“Am I throwing too many things away?”
This is a question you have to take seriously because it is possible to get in a rhythm of throwing things away without thinking. That is especially possible in moments when you are feeling overwhelmed and repelled by the amount of clutter you face.
Yet the worry about throwing too much away and keeping too little also comes up in the most ludicrous moments. You could have 4 tons of magazines, 24,000 hours of reading material, yet still look at the bagful of magazines you are putting in paper recycling and ask, “Am I throwing too many away?” Or you could have 11 cars, and after you sell one of them, you might look at the cars that remain and ask, “Will I have to walk if my ten cars all break down at once?” Along the same lines, you might look at your clutter midway through the March of Trash, after throwing away maybe a few dozen items from your thousands of unused possessions, and wonder whether you are already going too far.
If you’ve read chapter 1 of the book Fear of Nothing, you’ll recognize the source of this reaction. It’s the fear of nothing — the same primal fear that is behind clutter in the first place. When you start to reduce anything — even your excess body fat — this fear can pop up and make you hallucinate that in a few more moments, there will be nothing left. Rationally, if you take a step back, you can see that there is no chance that everything will disappear anytime soon.
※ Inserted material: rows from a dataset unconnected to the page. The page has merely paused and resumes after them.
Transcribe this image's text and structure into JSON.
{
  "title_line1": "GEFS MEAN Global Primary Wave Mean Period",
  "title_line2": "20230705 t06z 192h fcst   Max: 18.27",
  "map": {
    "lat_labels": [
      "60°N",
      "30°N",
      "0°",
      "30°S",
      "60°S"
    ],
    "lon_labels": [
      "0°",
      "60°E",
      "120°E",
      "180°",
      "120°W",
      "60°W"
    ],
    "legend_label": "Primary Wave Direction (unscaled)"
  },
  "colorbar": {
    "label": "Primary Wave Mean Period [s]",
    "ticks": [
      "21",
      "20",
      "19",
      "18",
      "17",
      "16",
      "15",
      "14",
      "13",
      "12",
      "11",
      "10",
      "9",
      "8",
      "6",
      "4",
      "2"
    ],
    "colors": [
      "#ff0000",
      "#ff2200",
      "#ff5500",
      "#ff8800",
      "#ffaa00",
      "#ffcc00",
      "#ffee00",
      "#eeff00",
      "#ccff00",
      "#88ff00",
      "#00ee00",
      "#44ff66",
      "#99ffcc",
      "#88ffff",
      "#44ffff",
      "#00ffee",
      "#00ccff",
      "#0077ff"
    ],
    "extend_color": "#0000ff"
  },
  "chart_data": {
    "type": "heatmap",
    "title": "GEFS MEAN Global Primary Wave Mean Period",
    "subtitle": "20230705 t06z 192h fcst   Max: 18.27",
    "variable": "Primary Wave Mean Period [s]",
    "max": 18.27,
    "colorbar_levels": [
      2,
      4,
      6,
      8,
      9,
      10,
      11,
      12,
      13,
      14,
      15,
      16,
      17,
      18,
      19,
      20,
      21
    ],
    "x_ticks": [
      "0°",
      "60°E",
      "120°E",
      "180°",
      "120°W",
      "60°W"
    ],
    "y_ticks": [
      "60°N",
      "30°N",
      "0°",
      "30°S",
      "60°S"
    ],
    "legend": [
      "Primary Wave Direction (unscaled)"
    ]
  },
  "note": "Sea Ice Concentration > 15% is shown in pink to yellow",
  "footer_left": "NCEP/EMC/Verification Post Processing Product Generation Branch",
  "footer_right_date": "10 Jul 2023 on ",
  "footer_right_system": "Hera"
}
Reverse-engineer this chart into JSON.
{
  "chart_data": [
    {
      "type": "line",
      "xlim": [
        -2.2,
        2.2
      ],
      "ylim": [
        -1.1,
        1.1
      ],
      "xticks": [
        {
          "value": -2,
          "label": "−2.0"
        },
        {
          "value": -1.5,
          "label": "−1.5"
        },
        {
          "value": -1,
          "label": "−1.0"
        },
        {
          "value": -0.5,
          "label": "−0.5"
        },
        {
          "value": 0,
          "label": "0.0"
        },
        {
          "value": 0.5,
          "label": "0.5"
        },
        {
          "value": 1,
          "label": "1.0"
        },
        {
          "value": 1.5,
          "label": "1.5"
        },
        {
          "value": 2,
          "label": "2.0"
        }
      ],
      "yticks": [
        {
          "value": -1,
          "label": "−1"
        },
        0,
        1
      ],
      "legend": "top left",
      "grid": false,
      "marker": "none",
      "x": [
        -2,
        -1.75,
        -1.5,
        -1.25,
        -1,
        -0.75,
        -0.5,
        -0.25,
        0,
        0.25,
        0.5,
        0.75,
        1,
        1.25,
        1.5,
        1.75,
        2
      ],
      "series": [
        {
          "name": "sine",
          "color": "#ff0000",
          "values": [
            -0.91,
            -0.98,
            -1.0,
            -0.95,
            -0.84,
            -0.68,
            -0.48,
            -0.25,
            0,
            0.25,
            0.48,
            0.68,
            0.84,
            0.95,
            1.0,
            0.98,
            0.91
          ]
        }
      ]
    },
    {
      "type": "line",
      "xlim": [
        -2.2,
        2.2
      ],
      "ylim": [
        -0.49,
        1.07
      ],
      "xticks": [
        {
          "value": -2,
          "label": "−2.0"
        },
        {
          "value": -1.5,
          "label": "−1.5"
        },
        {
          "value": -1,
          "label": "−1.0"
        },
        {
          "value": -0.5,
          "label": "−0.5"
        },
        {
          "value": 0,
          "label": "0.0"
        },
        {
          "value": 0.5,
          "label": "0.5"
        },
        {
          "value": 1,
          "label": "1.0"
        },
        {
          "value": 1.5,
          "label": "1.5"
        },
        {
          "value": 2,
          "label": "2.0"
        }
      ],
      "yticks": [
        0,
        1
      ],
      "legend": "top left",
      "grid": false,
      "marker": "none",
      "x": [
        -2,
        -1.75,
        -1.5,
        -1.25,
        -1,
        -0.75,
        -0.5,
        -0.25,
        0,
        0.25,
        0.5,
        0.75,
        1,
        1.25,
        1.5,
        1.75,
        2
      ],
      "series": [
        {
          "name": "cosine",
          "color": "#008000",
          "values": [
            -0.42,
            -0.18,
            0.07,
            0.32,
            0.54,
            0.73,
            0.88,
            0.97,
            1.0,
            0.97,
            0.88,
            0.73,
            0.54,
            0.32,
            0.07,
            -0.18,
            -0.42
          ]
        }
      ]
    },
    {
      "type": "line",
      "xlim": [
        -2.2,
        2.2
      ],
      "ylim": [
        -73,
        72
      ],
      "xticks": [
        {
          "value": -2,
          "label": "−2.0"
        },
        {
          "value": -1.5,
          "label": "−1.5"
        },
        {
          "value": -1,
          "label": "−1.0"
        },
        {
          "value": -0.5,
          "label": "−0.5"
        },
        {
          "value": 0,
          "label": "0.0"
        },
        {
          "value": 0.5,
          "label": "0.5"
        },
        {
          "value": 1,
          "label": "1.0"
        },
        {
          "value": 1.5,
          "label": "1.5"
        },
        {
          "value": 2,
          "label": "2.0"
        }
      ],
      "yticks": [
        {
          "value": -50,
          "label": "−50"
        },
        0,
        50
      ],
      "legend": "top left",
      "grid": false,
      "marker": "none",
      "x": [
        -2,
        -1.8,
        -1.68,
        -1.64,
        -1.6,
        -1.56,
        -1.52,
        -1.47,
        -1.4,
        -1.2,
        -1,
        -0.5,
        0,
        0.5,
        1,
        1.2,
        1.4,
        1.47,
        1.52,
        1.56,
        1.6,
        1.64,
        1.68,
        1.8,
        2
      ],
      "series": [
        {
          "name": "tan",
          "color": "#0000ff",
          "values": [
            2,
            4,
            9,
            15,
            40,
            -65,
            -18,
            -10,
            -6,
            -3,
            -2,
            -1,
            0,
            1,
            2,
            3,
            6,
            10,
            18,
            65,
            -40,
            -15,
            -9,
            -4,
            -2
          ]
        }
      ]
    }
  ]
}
While you don’t want to let fear stop you from working on your problems, including clutter, you must also recognize that emotions like fear can interfere with good decision-making. The most basic way to avoid making bad decisions when you push ahead in spite of the fear is to focus on the worst stuff you have, the things you own that are obviously below the standards of most of the other things you own. In this realm, when you make the occasional misjudgement, it won’t have any memorable consequence. There is another trick you can use, though, which I have mentioned many times before, which is to put things in boxes and set them aside for a period of time, maybe just till tomorrow, but maybe a year or two.
This is what I did two years ago when I decided to thin my music CD collection. A music fan cannot constructively listen to more than a few hundred albums in any given year, and my collection had expanded toward 2,000. I knew I had too many, yet sometimes it was hard to be sure which ones I could safely give away. The ones I experienced the most doubt about I put in boxes in the attic. When I returned to that stash two years later, on Saturday, it was easy to see that I could part with most of them.
I took seven boxes of music CDs over to Danophonics, my local record store in Downingtown, where Dan (yes, there really is a Dan) was more than happy to take them off my hands. (It used to be that you could sell ordinary music CDs online, but with the value of CDs declining and the cost of postage going up, that’s no longer worthwhile unless you’re pretty sure you have a hard-to-find item on your hands.) I am saving the boxes I stored the CDs in, though — in two years my “active” music collection has grown again to the same size it was before when I complained it was too large. Maybe next weekend I will go through it again and pull out a few hundred more CDs I am not sure I really need to keep.